As quatro espécies de Sucot representam um costume bem judaico, não é? Talvez, porém mais provável, um ritual pagão de fertilidade.2 Até a melodia “tradicional” mais conhecida da canção litúrgica Ein Keeloheinu talvez tenha origens não judaicas. De acordo com uma teoria, ela vem de uma canção alemã de bar ou de um hino da igreja luterana.3
O meu ponto é o seguinte: temos medo de influências externas e assimilação como a principal ameaça ao futuro do povo judeu, quando na verdade ela aconteceu por todos os séculos, sempre enriquecendo as práticas e os costumes de nossos ancestrais. De certa maneira, o judeu respira um ar fresco e vivo, que reenergiza sua prática e conexão com o passado. Relevância, adaptabilidade e mudanças não foram perigos para a nossa sobrevivência, mas, ao contrário, a chave para entender o mistério do nosso passado, o significado de nosso presente e a importância do nosso futuro.

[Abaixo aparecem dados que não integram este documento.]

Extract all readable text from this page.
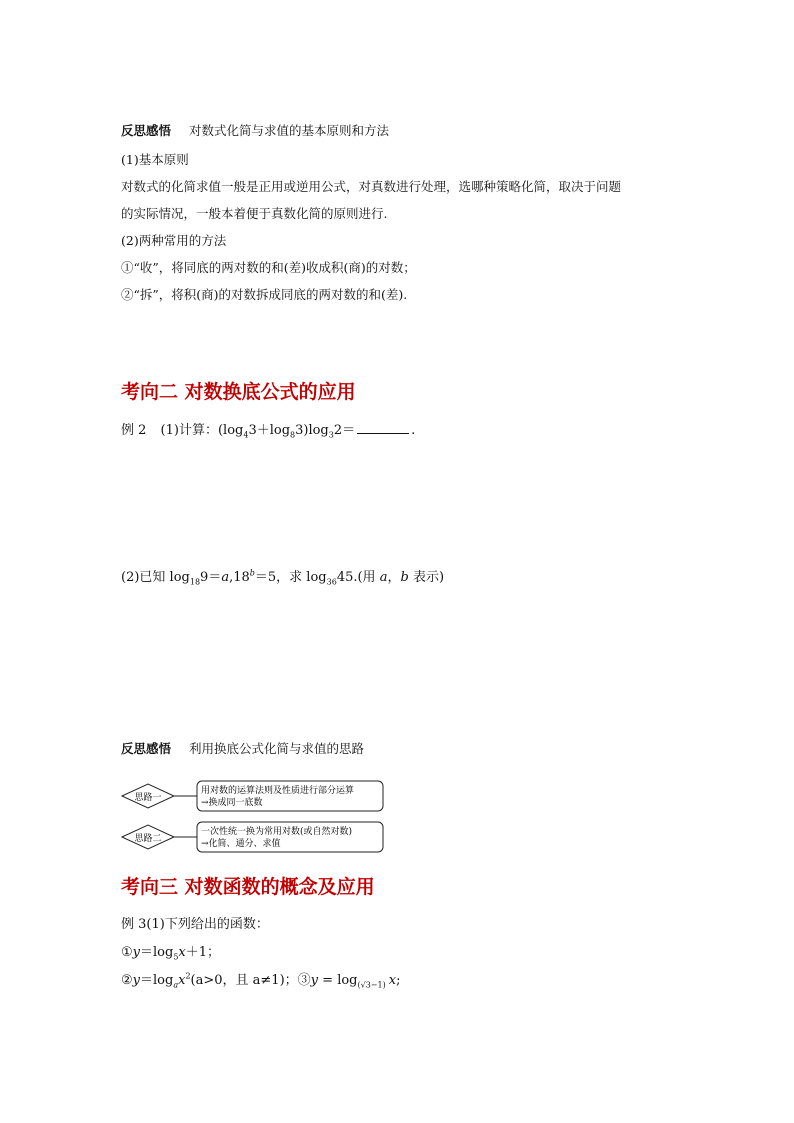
反思感悟 对数式化简与求值的基本原则和方法
(1)基本原则
对数式的化简求值一般是正用或逆用公式，对真数进行处理，选哪种策略化简，取决于问题
的实际情况，一般本着便于真数化简的原则进行.
(2)两种常用的方法
①“收”，将同底的两对数的和(差)收成积(商)的对数；
②“拆”，将积(商)的对数拆成同底的两对数的和(差).
考向二 对数换底公式的应用
例 2 (1)计算：$(\log_43+\log_83)\log_32=$	.
(2)已知 $\log_{18}9=a,18^b=5$，求 $\log_{36}45$.(用 a，b 表示)
反思感悟 利用换底公式化简与求值的思路
思路一
用对数的运算法则及性质进行部分运算
→换成同一底数
思路二
一次性统一换为常用对数(或自然对数)
→化简、通分、求值
考向三 对数函数的概念及应用
例 3(1)下列给出的函数：
$①y=\log_5x+1$；
$②y=\log_ax^2(a>0$，且 a≠1)；③y = $\log_{(√3-1)} x$;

O homem moderno está sempre à procura de significado para sua vida. Tendo estado em comunidades judaicas em muitas partes do mundo, me dou a liberdade de fazer uma revelação audaciosa. Em qualquer sábado de manhã,
a maior parte das comunidades tem menos congregantes na sinagoga do que em estudos de yoga, em academias se exercitando ou relaxando na praia, na montanha ou onde for. Temos, então, duas alternativas: ou batemos a cabeça contra a parede e choramos, ou procuramos entender o porquê desse fenômeno, e procuramos integrar as maneiras pelas quais as pessoas em 2021 caminhem suas jornadas espirituais ao nosso Judaísmo para que ele continue vivo. Eu sou um forte proponente da segunda opção. Até porque gosto da melodia do Ein Keelokeinu, independentemente de sua origem.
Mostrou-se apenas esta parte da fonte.